Según declaraciones difundidas por su oficina, Starmer defendió que el partido “dispone de un mecanismo para cuestionar la autoridad de un líder”, aunque subrayó que dicho procedimiento no ha sido activado, en referencia al umbral de 81 diputados necesarios para forzar unas primarias internas.
La situación política del dirigente laborista se ha visto tensionada tras los malos resultados en elecciones locales en Inglaterra, Escocia y Gales, lo que ha intensificado las críticas dentro de su propia formación. Algunos medios británicos, como la BBC, han informado de que entre 75 y 80 diputados habrían mostrado ya su descontento, acercando al primer ministro a una posible votación interna de confianza.
Starmer reconoció que las últimas 48 horas han sido “desestabilizadoras para el Gobierno” y advirtió de que esta inestabilidad tiene un coste económico para el país, aunque insistió en que seguirá en el cargo amparándose en las normas internas del partido.
En paralelo, el Ejecutivo ha vivido su primera baja relevante con la dimisión de la secretaria de Estado de Vivienda, Comunidades y Gobierno Local, quien expresó su desacuerdo con la gestión del primer ministro y pidió públicamente un calendario de salida.

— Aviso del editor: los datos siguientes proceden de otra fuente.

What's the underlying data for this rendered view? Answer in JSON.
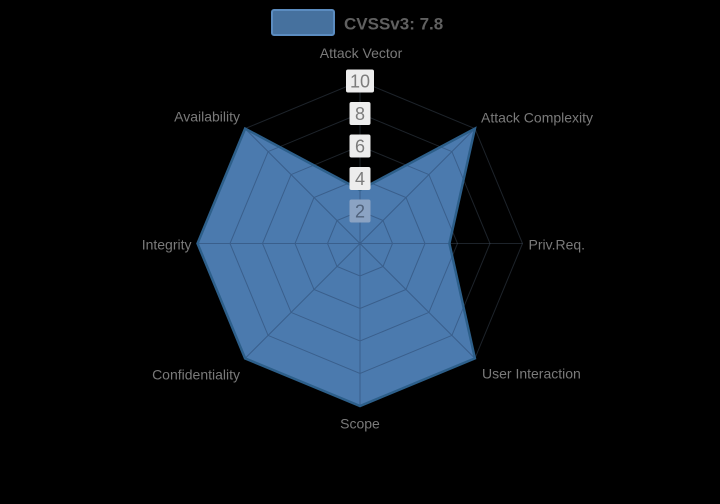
{
  "legend": {
    "label": "CVSSv3: 7.8"
  },
  "chart_data": {
    "type": "radar",
    "title": "",
    "legend_position": "top-center",
    "grid": true,
    "categories": [
      "Attack Vector",
      "Attack Complexity",
      "Priv.Req.",
      "User Interaction",
      "Scope",
      "Confidentiality",
      "Integrity",
      "Availability"
    ],
    "ticks": [
      2,
      4,
      6,
      8,
      10
    ],
    "rmin": 0,
    "rmax": 10,
    "series": [
      {
        "name": "CVSSv3: 7.8",
        "values": [
          3.3,
          10,
          5.5,
          10,
          10,
          10,
          10,
          10
        ]
      }
    ]
  },
  "colors": {
    "background": "#000000",
    "series_fill": "#4b7aae",
    "series_line": "#2d5f8a",
    "grid_line_over_fill": "#3a5f8c",
    "grid_line_faint": "rgba(95,115,140,0.3)",
    "tick_box": "#ededed",
    "tick_text": "#7c7c7c",
    "tick_box_inner": "#8ba3c3",
    "tick_text_inner": "#50627b",
    "axis_label_text": "#7a7a7a",
    "legend_text": "#606060",
    "legend_swatch_fill": "#46719e",
    "legend_swatch_border": "#5b8cc0"
  }
}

La crisis interna coincide con la inminente celebración del llamado “discurso del rey”, uno de los momentos clave del calendario político británico, en el que se fijan las prioridades legislativas del Gobierno para el próximo año.
Pese a la presión, el entorno de Starmer asegura que la mayoría de ministros se ha mantenido alineada con el primer ministro, mientras la dirección laborista intenta contener una fractura que amenaza con debilitar su liderazgo a menos de un año de haber llegado al poder.